Introduction
Raising funding for a tech company is no easy feat. It takes work, time, and money — not to mention the right connections. But if you're smart about how you go about it, there are ways to get funding without giving up too much of your business' future value.
Get clear on your numbers
Before you start reaching out to investors, it's important to have a clear idea of how much money you need and how much time you have left before your startup runs out of cash. Estimate your burn rate—the amount of money spent each month on operating expenses—and account for the cost of hiring new employees and office space. From there, determine the value of your business by finding comparable companies that are similar in size, sales numbers, and industry. Lastly, make sure that any funding proposal includes enough cash from investors to last until revenue starts coming in from customers or clients (though this may be easier said than done).
Make a valuation model
When it comes to raising money, a valuation model is your friend. The best way to use the valuation model is to compare it with the actual value of your company. If this number is high then you are ready for investment.
The reason why entrepreneurs make mistakes when using a valuation model is that they don’t understand how it works and what factors affect its outcome. They also forget about their competitors or fail to consider other factors such as market trends and industry dynamics when calculating their company’s worth.
Create an investor deck
An investor deck is a presentation that you’ll give to potential investors. It has all the information they need to make a decision about whether or not they want to invest in your company.
The first step to creating an investor deck is writing down everything you could possibly think of that would be relevant to your business. If it doesn’t seem like anything important, put it at the bottom of your list and come back later—you might find it useful after all!

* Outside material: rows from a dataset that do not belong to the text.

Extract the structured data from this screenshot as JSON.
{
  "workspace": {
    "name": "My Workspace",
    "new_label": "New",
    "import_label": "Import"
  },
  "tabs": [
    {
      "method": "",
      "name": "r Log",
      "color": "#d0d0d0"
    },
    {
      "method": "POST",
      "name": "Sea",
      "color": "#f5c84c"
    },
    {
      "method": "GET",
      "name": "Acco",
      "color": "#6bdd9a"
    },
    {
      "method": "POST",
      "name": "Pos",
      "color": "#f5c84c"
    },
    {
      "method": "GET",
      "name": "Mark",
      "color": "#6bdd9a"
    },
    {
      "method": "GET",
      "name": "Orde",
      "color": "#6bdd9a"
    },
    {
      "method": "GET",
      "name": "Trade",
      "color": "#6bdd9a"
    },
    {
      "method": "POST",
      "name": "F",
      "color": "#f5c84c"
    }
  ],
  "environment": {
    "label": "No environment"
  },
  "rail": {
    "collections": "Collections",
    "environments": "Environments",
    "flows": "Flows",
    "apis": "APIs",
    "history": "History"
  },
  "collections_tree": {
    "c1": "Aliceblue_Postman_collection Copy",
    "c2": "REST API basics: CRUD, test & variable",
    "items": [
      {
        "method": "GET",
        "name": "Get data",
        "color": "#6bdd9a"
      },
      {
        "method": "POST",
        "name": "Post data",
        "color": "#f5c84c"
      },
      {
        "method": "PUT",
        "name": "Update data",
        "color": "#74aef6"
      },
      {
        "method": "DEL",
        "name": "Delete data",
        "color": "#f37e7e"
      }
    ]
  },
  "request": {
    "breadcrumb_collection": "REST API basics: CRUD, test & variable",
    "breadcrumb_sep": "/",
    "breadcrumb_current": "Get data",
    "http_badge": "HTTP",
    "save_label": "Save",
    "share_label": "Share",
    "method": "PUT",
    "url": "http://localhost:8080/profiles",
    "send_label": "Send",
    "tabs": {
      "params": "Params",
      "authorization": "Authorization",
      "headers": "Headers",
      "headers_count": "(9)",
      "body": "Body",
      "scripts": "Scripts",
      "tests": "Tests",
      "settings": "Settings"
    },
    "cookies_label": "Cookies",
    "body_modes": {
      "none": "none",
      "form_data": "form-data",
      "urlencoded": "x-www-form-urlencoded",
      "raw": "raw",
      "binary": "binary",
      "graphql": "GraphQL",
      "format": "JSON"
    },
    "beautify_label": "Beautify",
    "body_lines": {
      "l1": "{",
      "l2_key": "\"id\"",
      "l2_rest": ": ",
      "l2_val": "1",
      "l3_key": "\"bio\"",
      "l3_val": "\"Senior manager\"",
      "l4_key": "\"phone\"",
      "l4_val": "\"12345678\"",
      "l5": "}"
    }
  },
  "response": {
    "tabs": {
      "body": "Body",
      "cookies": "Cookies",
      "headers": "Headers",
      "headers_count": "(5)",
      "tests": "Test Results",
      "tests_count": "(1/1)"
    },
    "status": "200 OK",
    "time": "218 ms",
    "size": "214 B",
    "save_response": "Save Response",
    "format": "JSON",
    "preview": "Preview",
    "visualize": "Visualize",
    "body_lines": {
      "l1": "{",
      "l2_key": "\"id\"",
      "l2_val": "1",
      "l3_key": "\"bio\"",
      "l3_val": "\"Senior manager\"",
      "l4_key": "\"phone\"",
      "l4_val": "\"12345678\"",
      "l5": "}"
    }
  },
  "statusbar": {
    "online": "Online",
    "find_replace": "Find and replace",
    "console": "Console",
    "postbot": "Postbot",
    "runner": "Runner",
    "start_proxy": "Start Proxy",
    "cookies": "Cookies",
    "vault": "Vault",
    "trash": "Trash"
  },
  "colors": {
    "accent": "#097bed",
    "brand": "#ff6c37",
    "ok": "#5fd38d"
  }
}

Once you've made sure that everything related to your company has been included, organize them into categories according to what stage of development they are in (e.g., product concept, early stage prototype), then prioritize them by importance and relevance until there's nothing left but what matters most right now (and maybe something extra).
Finally: don't forget about visuals! Graphics can help illustrate points more clearly than words alone, so remember that this isn't just a text document—it also needs images from logos through photos/videos showing people using or enjoying whatever product or service yours provides
Make a list of potential investors
Before you begin the process of reaching out to investors, it's important to make a list of all the businesses they've invested in previously. This will help inform your decision on whether or not an investor is right for your company.
For example, if an investor has invested in only one other company that sold successfully and another that failed miserably—as well as several others that just haven't been publicly documented—you may want to steer clear.
Additionally, consider what you can afford to give up when working with an investor: equity? control? team members? Marketing, sales, and customer relations are all areas where investors often want (and even demand) input into how they're managed at early-stage companies.
Get a list of the businesses they've invested in previously
The next step is to get a list of the businesses they've invested in previously. Once you have this, look for patterns in their investments: do the businesses have similarities? Are there differences between the businesses they have invested in and those they haven't? And finally, what kind of differences are there between the companies that have been funded by other investors but not by your VCs?
It may be possible to find out some details about how much money each company raised or even see their pitch deck (a summary presentation used to sell an idea). If you can see a company's pitch deck, look at it closely and make sure that it matches up with what you believe your business will be able to accomplish once it goes live.
Decide what you can afford to give up – equity? control? team members?
The most important thing to bear in mind when considering investment is that there are different types of investors. You will have the opportunity to work with a variety of people, and each type has different needs and preferences.
Investment comes in many forms – some investors demand your equity, while others expect something else from you. It's up to you to decide how much of which assets you're willing to give up in order for your business idea to become reality. Here are some things to consider:
- Equity is a great asset but not everything – It may be tempting for entrepreneurs who don't have access to funding right away (or ever) but want their ideas off the ground as soon as possible. But remember: startups need more than just cash; they also need good employees who can help bring those ideas into existence! If an investor wants a stake in your company, look at their proposal carefully before agreeing on terms like salary requirements or other considerations that might affect employee morale down the road."
Consider the side and impact of marketing, sales, and customer relations
As a tech entrepreneur, you have to have a good handle on marketing and sales. You also need to be able to manage customer relations. If you don't have the skill set or resources for these tasks, consider hiring people who do.
Even though you might be working hard in your preferred field (engineering), it doesn't mean that marketing and sales are not important, too. It can be tempting to just focus on building something cool without thinking about how it will get into people's hands. But if customers don't know about what you're doing or how they can benefit from it—or if they're put off by how difficult it is for them to buy from you—you could lose out on an opportunity for success that could've been so much easier if only someone had thought things through ahead of time!
It takes hard work to raise funding
Raising funding is hard work, and you need to be prepared to put in the time, energy, and sacrifices that go along with it. You need to do what it takes—and not just once or twice—to get your startup off the ground.
When building relationships with investors and demonstrating your value as a team leader (or founder), preparation is key. The more prepared you are when approaching investors, the easier it will be for them to see how they can help build or strengthen your business plan.
Conclusion
Raising investment is a combination of skill, luck and persistence. The good news is that it doesn't have to cost you everything – if you're prepared and willing to give up something in return for the funding, there's a good chance you'll be able to raise what you need.